Billi Pig é filme gêmeo de “Reis e Ratos”, estreado também há pouco. Os núcleos da trama começam dispersos, e numa história bem conduzida espera-se que antes da metade do filme estes já estejam unificados e coerentes uns em relação aos outros. Não ocorre. Nos dois filmes, os cortes rápidos demais dificultam a compreensão de uma trama em que várias sub-histórias ficam incompreensíveis (Reis e Ratos) ou inúteis (Billi Pig). O romance insinuado entre a dona da funerária (Preta Gil) e seu empregado charmoso não se desenvolve, o que é uma pena, e queda sem final.
Em Billi Pig certos elementos também surgem do nada, como o pato pintado de azul. Cabe lembrar Pirandello, para o qual cada fato no teatro tem ser precedido por premonições, e sucedido por comentários. Por si mesmo, o fato é um saco vazio que só se põe de pé desta forma.
Por incrível, Billi Pig é assistível. Não é Glauber Rocha. Mas traz alguns sorrisos e uma ou outra gargalhada. Não é pouco.
quinta-feira, 23 de fevereiro de 2012
Resenha de filme: Reis e Ratos, de Mauro Lima
Reis e Ratos consiste em três desperdícios.
O filme não é ruim. Só desperdiça:
a) O título. Meu reino por um título, poder-se-ia parodiar o rei Ricardo III. Só que esse título era digno de uma balada existencial à la Akira Kurosawa ou alguma produção inspirada em Shakespeare. É uma pena utilizá-lo em um filme que se autodefine despretensioso, e é;
b) O tema. Enfocar o Brasil pré-golpe de uma forma humorística é brilhante. Principalmente a escura atuação dos EUA nesse sentido;
c) O elemento do acaso. Seguidos planos de uma trama golpista são desvendados involuntariamente por um locutor médium, que denuncia os fatos antes que aconteçam. O acaso ter consequências grandes dá sempre margem para boa trama.
Que não se desenvolve. Reis e Ratos parece um filme feito para o ego de Selton Mello, com sua interpretação forçadíssima – parece que era esse o propósito. Como fala rápido demais, e contando com o som menos-que-perfeito de nossas salas de cinema, nem sempre se pode entender o que fala.
A trama rapidece demais, principalmente no último quarto. Os cortes são quase instantâneos, quando se pensa que todas as pontas soltas do início se unirão em um eixo narrativo só - elas continuam soltas.

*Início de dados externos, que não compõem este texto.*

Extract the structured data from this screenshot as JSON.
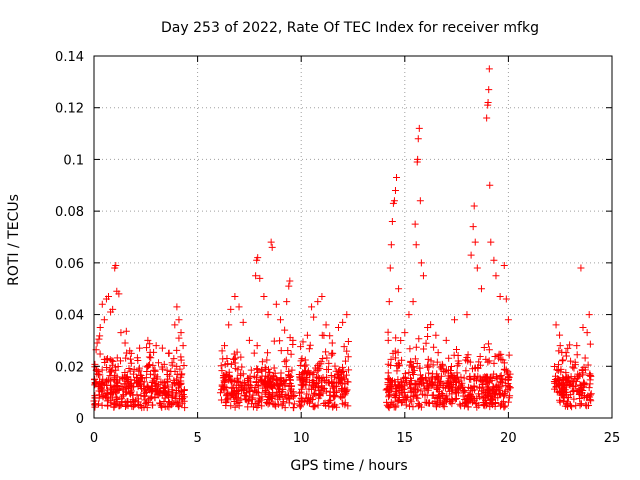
{
  "chart_data": {
    "type": "scatter",
    "title": "Day 253 of 2022, Rate Of TEC Index for receiver mfkg",
    "xlabel": "GPS time / hours",
    "ylabel": "ROTI / TECUs",
    "xlim": [
      0,
      25
    ],
    "ylim": [
      0,
      0.14
    ],
    "x_ticks": [
      "0",
      "5",
      "10",
      "15",
      "20",
      "25"
    ],
    "y_ticks": [
      "0",
      "0.02",
      "0.04",
      "0.06",
      "0.08",
      "0.1",
      "0.12",
      "0.14"
    ],
    "grid": true,
    "marker": "plus",
    "color": "#ff0000",
    "data_segments": [
      {
        "start": 0.0,
        "end": 4.4
      },
      {
        "start": 6.1,
        "end": 9.7
      },
      {
        "start": 9.9,
        "end": 12.3
      },
      {
        "start": 14.1,
        "end": 20.1
      },
      {
        "start": 22.2,
        "end": 24.0
      }
    ],
    "series": [
      {
        "name": "ROTI",
        "points": [
          [
            0.05,
            0.005
          ],
          [
            0.15,
            0.029
          ],
          [
            0.2,
            0.018
          ],
          [
            0.3,
            0.035
          ],
          [
            0.4,
            0.044
          ],
          [
            0.5,
            0.038
          ],
          [
            0.6,
            0.046
          ],
          [
            0.7,
            0.047
          ],
          [
            0.8,
            0.041
          ],
          [
            0.9,
            0.042
          ],
          [
            1.0,
            0.058
          ],
          [
            1.05,
            0.059
          ],
          [
            1.1,
            0.049
          ],
          [
            1.2,
            0.048
          ],
          [
            1.3,
            0.033
          ],
          [
            1.5,
            0.029
          ],
          [
            1.8,
            0.025
          ],
          [
            2.2,
            0.027
          ],
          [
            2.6,
            0.03
          ],
          [
            3.0,
            0.028
          ],
          [
            3.3,
            0.027
          ],
          [
            3.6,
            0.025
          ],
          [
            3.9,
            0.036
          ],
          [
            4.0,
            0.043
          ],
          [
            4.1,
            0.038
          ],
          [
            4.2,
            0.033
          ],
          [
            4.3,
            0.028
          ],
          [
            6.3,
            0.028
          ],
          [
            6.5,
            0.036
          ],
          [
            6.6,
            0.042
          ],
          [
            6.8,
            0.047
          ],
          [
            7.0,
            0.043
          ],
          [
            7.2,
            0.037
          ],
          [
            7.5,
            0.03
          ],
          [
            7.8,
            0.055
          ],
          [
            7.85,
            0.061
          ],
          [
            7.9,
            0.062
          ],
          [
            8.0,
            0.054
          ],
          [
            8.2,
            0.047
          ],
          [
            8.4,
            0.04
          ],
          [
            8.55,
            0.068
          ],
          [
            8.6,
            0.066
          ],
          [
            8.8,
            0.044
          ],
          [
            9.0,
            0.038
          ],
          [
            9.2,
            0.034
          ],
          [
            9.3,
            0.045
          ],
          [
            9.4,
            0.051
          ],
          [
            9.45,
            0.053
          ],
          [
            9.6,
            0.03
          ],
          [
            10.0,
            0.01
          ],
          [
            10.3,
            0.032
          ],
          [
            10.5,
            0.043
          ],
          [
            10.6,
            0.039
          ],
          [
            10.8,
            0.045
          ],
          [
            11.0,
            0.047
          ],
          [
            11.2,
            0.036
          ],
          [
            11.5,
            0.029
          ],
          [
            11.8,
            0.035
          ],
          [
            12.0,
            0.037
          ],
          [
            12.2,
            0.04
          ],
          [
            14.2,
            0.03
          ],
          [
            14.25,
            0.045
          ],
          [
            14.3,
            0.058
          ],
          [
            14.35,
            0.067
          ],
          [
            14.4,
            0.076
          ],
          [
            14.45,
            0.083
          ],
          [
            14.5,
            0.084
          ],
          [
            14.55,
            0.088
          ],
          [
            14.6,
            0.093
          ],
          [
            14.7,
            0.05
          ],
          [
            15.0,
            0.033
          ],
          [
            15.2,
            0.04
          ],
          [
            15.4,
            0.045
          ],
          [
            15.5,
            0.075
          ],
          [
            15.55,
            0.067
          ],
          [
            15.6,
            0.099
          ],
          [
            15.62,
            0.1
          ],
          [
            15.65,
            0.108
          ],
          [
            15.7,
            0.112
          ],
          [
            15.75,
            0.084
          ],
          [
            15.8,
            0.06
          ],
          [
            15.9,
            0.055
          ],
          [
            16.1,
            0.035
          ],
          [
            16.5,
            0.032
          ],
          [
            17.0,
            0.03
          ],
          [
            17.4,
            0.038
          ],
          [
            18.0,
            0.04
          ],
          [
            18.2,
            0.063
          ],
          [
            18.3,
            0.074
          ],
          [
            18.35,
            0.082
          ],
          [
            18.4,
            0.068
          ],
          [
            18.5,
            0.058
          ],
          [
            18.7,
            0.05
          ],
          [
            18.95,
            0.116
          ],
          [
            19.0,
            0.121
          ],
          [
            19.02,
            0.122
          ],
          [
            19.05,
            0.127
          ],
          [
            19.08,
            0.135
          ],
          [
            19.1,
            0.09
          ],
          [
            19.15,
            0.068
          ],
          [
            19.3,
            0.061
          ],
          [
            19.4,
            0.055
          ],
          [
            19.6,
            0.047
          ],
          [
            19.8,
            0.059
          ],
          [
            19.9,
            0.046
          ],
          [
            20.0,
            0.038
          ],
          [
            22.3,
            0.036
          ],
          [
            22.5,
            0.028
          ],
          [
            22.8,
            0.024
          ],
          [
            23.0,
            0.022
          ],
          [
            23.3,
            0.028
          ],
          [
            23.5,
            0.058
          ],
          [
            23.6,
            0.035
          ],
          [
            23.8,
            0.033
          ],
          [
            23.9,
            0.04
          ]
        ]
      }
    ]
  }
}
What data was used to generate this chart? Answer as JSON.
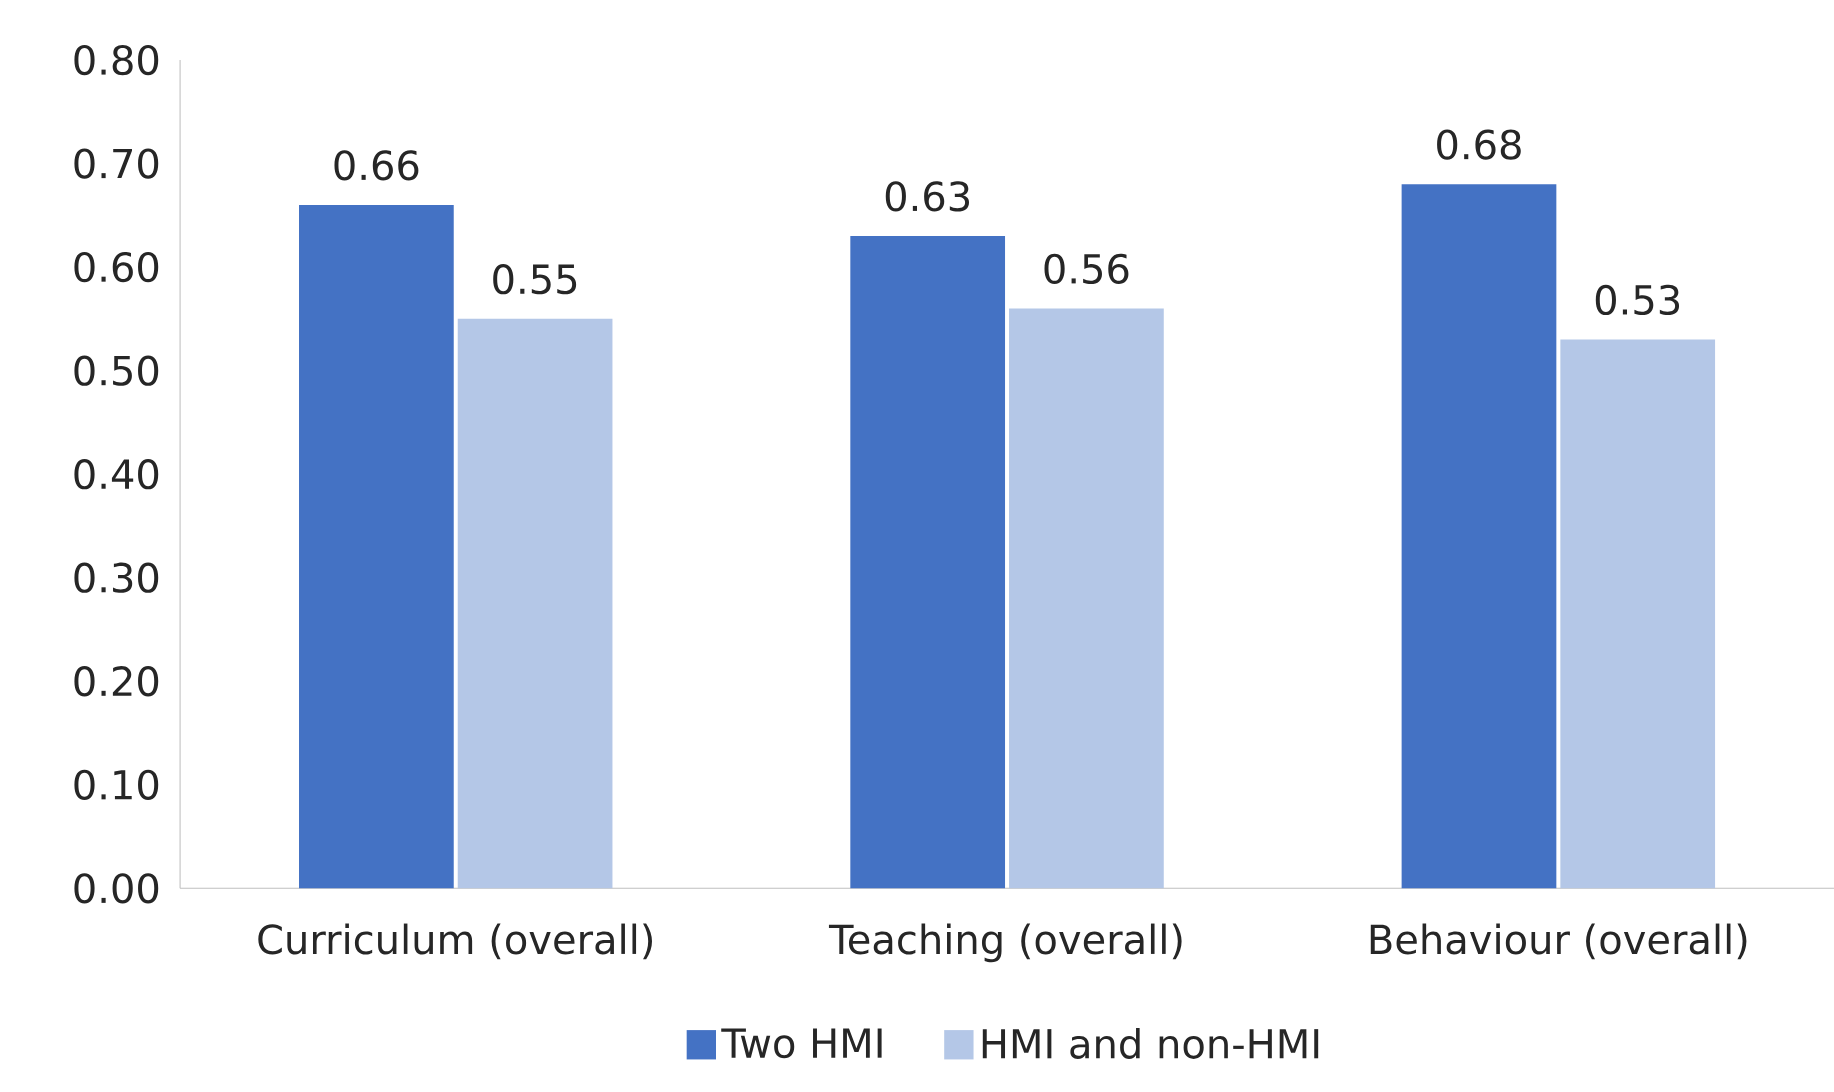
{
  "chart_data": {
    "type": "bar",
    "categories": [
      "Curriculum (overall)",
      "Teaching (overall)",
      "Behaviour (overall)"
    ],
    "series": [
      {
        "name": "Two HMI",
        "color": "#4472c4",
        "values": [
          0.66,
          0.63,
          0.68
        ]
      },
      {
        "name": "HMI and non-HMI",
        "color": "#b4c7e7",
        "values": [
          0.55,
          0.56,
          0.53
        ]
      }
    ],
    "ylim": [
      0,
      0.8
    ],
    "yticks": [
      {
        "value": 0,
        "label": "0.00"
      },
      {
        "value": 0.1,
        "label": "0.10"
      },
      {
        "value": 0.2,
        "label": "0.20"
      },
      {
        "value": 0.3,
        "label": "0.30"
      },
      {
        "value": 0.4,
        "label": "0.40"
      },
      {
        "value": 0.5,
        "label": "0.50"
      },
      {
        "value": 0.6,
        "label": "0.60"
      },
      {
        "value": 0.7,
        "label": "0.70"
      },
      {
        "value": 0.8,
        "label": "0.80"
      }
    ],
    "grid": false,
    "legend": "bottom",
    "data_labels": true
  }
}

A transformação que o locutor sofre, de médium para espadachim e arqueiro, queda forçada.
A trama: Troy Sommerset é um agente da CIA que quer ficar no Brasil. Quer derrubar o presidente, com a ajuda de um oficial da aeronáutica. Para isso tramam uma série de golpes, que são desvendados pelo médium já mencionado.
Observe-se que, talvez por medo dos onipresentes processos, o filme não menciona o nome João Goulart, e quando representa o presidente, coloca um ator completamente diferente do próprio.
E quando a trama parece estar longe de terminar, ela termina. O golpe militar parece o deus ex machina das tragédias gregas, lembrando que se tratava de um deus que intervinha na trama e resolvia tudo. Tinha esse nome porque o ator vinha conduzido por cima em um cesto sustentado por uma balança, uma máquina, colocada atrás do palco. A história termina sem terminar. Há boas piadas, boas mas fica a sensação: que raio que foi que aconteceu mesmo?
De resto, melhor Reis e Ratos que 90% do lixo hollywoodiano.